The Wall Street Journal reported on September 20 that Donald J. Trump, president of these United States, recently called the president of Ukraine to ask him for a criminal investigation into Hunter Biden. Mr. Biden has business ties to Ukraine and, more importantly, is the son of former U.S. vice-president Joe Biden, currently a leading Democratic candidate for president. DJT allegedly threatened to withhold American military aid from Ukraine (which has in recent years had a spot of bother with Russia) unless he got what he wanted. It is not the first time Mr. Trump solicited foreign aid in a presidential election. Should he win re-election and make good his threat to seek a third term*, it won’t be the last.

Such solicitations remain rare in American political history. French minister to the U.S. Pierre Adet did attempt to swing the 1796 presidential election in favor of the Francophile Thomas Jefferson, but did so without Jefferson’s approval and without success. The Confederate States of America would surely have welcomed the election of Democrat George McClellan to the presidency in 1864, but, so far as I know, the CSA spent no resources to ensure Lincoln’s electoral defeat. Nearer our own time, Ronald Reagan’s campaign allegedly offered covert military aid to Iran in return for its retaining American hostages until after the 1980 election. A 1993 Congressional investigation into the so-called “October Surprise” conspiracy found no persuasive evidence.

Does history repeat itself? Sure hope so.
Prior our present Reign of Error, only one U.S. presidential candidate deliberately sought foreign assistance with his election bid: Richard Nixon. (Surprise!) In 1968 Nixon believed that a successful peace accord between North and South Vietnam would help the incumbent party’s candidate, Hubert Humphrey, win the presidency. Through intermediary Anna Chennault, he persuaded the president of South Vietnam to withdraw from peace talks with the North, implying that the RVN government would get a better deal from him than from the Democrats. Instead they got seven more years of war while Nixon got the White House. That Richard Nixon’s presidency ended poorly should hearten those critics of President Trump who hope that history, in this case, will keep repeating itself.

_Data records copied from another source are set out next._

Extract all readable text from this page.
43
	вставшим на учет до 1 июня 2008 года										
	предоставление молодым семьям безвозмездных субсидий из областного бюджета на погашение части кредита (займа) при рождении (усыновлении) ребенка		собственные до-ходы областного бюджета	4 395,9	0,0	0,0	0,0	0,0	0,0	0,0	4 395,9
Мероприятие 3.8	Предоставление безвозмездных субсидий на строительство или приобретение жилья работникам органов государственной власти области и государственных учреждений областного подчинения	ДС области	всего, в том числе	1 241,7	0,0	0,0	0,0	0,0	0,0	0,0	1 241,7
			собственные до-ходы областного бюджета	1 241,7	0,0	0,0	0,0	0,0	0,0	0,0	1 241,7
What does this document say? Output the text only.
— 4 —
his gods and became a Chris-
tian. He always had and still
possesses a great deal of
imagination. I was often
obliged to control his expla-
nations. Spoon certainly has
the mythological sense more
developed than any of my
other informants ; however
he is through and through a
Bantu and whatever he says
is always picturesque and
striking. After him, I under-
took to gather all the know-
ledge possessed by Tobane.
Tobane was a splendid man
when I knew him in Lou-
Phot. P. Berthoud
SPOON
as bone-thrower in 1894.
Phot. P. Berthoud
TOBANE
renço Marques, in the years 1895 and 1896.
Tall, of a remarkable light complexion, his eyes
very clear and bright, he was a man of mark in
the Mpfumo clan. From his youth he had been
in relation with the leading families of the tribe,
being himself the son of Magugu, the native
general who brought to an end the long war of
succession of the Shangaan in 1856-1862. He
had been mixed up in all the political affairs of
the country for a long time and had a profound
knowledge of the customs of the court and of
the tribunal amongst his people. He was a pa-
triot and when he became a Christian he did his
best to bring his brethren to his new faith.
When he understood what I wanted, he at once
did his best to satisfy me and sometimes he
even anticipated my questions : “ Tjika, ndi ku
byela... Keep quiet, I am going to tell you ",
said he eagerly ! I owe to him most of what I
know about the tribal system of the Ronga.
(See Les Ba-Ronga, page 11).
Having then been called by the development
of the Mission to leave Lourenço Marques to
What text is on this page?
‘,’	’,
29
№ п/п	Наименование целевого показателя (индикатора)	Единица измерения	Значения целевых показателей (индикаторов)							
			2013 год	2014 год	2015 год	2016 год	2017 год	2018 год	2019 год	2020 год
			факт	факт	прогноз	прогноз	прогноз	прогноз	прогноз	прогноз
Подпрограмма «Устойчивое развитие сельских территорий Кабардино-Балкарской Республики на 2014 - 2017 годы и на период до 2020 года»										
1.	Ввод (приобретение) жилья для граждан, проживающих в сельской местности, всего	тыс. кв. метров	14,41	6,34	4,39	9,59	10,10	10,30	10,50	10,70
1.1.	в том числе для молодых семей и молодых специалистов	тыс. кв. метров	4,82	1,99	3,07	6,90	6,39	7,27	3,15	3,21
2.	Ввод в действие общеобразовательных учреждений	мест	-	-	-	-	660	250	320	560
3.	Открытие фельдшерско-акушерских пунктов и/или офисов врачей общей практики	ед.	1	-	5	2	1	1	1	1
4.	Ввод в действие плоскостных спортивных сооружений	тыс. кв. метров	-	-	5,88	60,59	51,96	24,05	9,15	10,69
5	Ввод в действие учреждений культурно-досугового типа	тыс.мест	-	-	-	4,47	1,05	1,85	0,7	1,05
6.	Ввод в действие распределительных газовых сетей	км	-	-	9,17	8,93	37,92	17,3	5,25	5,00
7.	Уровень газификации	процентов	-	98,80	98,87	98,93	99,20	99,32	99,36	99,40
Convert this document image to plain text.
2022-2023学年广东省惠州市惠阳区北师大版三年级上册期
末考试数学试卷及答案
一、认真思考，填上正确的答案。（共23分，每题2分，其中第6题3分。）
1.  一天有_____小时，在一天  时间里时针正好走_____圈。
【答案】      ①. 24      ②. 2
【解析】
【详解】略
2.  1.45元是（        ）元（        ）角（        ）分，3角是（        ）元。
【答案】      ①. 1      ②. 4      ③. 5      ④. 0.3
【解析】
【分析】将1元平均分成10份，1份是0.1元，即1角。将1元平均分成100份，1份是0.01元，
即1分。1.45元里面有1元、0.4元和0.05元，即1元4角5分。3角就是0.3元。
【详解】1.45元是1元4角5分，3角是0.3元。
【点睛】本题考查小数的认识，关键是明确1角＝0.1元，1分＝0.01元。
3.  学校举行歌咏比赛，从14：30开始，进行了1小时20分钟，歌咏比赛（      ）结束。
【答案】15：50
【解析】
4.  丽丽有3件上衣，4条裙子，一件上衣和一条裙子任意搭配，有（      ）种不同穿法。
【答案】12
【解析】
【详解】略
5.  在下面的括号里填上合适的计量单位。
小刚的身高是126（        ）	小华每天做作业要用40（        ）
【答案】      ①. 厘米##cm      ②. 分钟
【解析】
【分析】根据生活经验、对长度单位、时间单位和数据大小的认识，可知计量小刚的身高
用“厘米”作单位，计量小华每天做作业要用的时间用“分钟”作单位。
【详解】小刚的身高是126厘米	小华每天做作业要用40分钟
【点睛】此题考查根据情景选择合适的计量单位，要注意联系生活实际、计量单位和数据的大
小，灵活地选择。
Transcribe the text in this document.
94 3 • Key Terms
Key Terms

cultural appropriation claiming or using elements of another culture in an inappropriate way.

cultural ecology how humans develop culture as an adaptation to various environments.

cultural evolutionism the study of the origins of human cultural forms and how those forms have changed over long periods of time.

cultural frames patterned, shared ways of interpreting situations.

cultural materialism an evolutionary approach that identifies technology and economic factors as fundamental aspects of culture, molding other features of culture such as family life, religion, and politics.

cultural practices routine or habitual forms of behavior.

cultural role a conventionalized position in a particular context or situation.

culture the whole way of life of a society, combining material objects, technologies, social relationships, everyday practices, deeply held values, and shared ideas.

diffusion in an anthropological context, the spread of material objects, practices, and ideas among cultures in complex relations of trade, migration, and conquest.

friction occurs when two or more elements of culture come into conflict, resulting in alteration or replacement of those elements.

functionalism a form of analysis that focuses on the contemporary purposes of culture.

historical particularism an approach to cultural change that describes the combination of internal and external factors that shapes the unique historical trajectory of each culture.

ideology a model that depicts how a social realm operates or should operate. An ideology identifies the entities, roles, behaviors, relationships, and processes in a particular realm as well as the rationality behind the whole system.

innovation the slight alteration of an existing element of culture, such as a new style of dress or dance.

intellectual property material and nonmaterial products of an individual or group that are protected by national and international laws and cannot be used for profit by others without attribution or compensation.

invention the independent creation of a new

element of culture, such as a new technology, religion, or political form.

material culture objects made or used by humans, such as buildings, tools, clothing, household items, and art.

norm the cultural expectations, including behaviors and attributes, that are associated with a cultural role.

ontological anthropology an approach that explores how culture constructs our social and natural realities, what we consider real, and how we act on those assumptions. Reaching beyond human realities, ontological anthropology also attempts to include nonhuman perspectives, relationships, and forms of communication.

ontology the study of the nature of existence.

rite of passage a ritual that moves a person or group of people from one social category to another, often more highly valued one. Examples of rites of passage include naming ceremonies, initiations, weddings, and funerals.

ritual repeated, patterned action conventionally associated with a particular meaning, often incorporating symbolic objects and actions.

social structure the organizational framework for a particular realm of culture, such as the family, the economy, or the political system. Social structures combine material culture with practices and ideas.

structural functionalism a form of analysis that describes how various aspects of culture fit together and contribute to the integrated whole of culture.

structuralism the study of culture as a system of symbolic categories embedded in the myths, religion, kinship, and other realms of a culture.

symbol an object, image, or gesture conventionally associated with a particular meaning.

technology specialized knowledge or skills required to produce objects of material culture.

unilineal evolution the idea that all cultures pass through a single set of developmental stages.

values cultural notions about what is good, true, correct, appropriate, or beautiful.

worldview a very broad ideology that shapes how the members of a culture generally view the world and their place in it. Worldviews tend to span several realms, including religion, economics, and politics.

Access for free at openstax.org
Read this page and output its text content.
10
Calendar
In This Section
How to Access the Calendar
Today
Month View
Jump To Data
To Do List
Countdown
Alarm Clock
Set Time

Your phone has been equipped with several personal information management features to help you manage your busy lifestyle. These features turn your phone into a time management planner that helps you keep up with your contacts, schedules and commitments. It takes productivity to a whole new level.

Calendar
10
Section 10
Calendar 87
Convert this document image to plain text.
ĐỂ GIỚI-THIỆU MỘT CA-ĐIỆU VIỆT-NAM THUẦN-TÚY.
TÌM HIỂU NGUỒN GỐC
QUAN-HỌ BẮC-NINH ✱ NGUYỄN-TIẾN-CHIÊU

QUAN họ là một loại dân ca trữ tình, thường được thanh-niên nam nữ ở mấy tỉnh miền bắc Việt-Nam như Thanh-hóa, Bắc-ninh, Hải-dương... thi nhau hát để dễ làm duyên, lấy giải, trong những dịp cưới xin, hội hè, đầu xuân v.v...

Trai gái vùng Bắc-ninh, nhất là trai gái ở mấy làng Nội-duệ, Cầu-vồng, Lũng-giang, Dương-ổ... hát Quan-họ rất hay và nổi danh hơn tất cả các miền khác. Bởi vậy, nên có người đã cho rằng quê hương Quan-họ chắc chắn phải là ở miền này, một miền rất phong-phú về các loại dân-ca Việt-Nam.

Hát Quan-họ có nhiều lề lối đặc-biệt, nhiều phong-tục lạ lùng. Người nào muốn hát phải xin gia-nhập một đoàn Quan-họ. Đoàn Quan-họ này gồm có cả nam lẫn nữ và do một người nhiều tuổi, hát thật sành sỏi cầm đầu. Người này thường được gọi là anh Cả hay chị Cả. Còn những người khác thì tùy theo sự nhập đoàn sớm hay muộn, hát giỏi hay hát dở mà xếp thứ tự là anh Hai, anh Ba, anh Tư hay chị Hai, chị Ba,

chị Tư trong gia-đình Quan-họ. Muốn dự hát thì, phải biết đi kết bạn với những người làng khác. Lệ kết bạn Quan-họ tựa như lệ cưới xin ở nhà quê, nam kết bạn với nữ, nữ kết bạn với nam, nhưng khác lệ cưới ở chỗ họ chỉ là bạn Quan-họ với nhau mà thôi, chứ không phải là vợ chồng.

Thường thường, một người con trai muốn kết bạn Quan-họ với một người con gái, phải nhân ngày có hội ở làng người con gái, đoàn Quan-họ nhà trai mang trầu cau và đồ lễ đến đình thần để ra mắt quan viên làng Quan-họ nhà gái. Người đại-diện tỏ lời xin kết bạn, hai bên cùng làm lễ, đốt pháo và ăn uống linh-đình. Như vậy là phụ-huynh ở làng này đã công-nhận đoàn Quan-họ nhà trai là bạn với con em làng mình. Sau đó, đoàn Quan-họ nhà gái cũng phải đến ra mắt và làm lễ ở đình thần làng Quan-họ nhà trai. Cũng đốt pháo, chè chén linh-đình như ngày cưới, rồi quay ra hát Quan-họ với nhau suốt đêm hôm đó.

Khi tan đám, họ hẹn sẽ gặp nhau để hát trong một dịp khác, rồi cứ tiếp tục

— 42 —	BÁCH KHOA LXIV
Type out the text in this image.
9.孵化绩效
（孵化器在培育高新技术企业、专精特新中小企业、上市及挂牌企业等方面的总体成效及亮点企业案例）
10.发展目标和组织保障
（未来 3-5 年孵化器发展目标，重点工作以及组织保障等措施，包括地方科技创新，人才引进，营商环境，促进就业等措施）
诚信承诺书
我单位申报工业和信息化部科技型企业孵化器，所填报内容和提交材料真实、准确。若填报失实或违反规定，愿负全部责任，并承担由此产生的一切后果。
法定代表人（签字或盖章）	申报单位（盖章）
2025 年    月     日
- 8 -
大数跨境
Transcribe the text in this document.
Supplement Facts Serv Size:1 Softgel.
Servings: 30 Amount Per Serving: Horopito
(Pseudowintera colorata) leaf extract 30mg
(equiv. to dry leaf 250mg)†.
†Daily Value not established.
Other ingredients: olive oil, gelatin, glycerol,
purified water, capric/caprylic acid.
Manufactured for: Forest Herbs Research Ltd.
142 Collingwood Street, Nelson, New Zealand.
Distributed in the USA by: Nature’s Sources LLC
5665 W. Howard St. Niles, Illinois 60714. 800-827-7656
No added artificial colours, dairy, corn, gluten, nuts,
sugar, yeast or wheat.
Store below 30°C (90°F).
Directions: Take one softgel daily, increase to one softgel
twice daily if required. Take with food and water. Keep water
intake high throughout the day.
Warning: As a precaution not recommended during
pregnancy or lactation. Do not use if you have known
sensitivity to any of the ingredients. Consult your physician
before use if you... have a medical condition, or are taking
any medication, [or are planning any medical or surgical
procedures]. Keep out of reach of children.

DJT deserves some back-handed credit, I suppose, for revealing the weakness of the safeguards against foreign electoral interference in the U.S. Constitution. The framers of that document did worry that “foreign powers” might seek “to gain an improper ascenden[cy] in our councils…by raising a creature of their own to the chief magistracy of the Union” (Federalist 68). They provided against such interference through the emoluments clause, making it illegal for federal office-holders to receive remuneration or patronage from other sovereigns; through the restriction of the presidency to “natural-born” citizens; and through the institution of the Electoral College, whose members’ good judgment would prevent a foreign potentate’s stooge from winning election. All of these protections proved useless against the Man from Mar-a-Lago. The emergence of political parties turned the Electoral College into a rubber stamp; fanatical primary voters and vote-suppressing state legislatures now play a vastly larger role in choosing presidents. Jus soli electoral qualifications have proven no guarantee of loyalty to the United States, as the hundreds of thousands of American-born men who fought for the Confederacy demonstrated. The emoluments clause hasn’t stopped DJT from raking in money - probably millions of dollars - from foreign governments making use of his real estate. Another clause of the Constitution, identifying bribery as a “high crime and misdemeanor,” hasn’t stopped President Trump from soliciting a bribe, in this case valuable political campaign services, from a foreign government, in this case Ukraine. That clause also identifies bribery as grounds for impeachment, which has proven a clumsy and ineffectual instrument of presidential removal, except in the case of…Richard Nixon. What an odd coincidence.   


* The Constitution currently prohibits twice-elected presidents from seeking another term, but as we’ve noted Mister Trump and his followers have little but contempt for that document.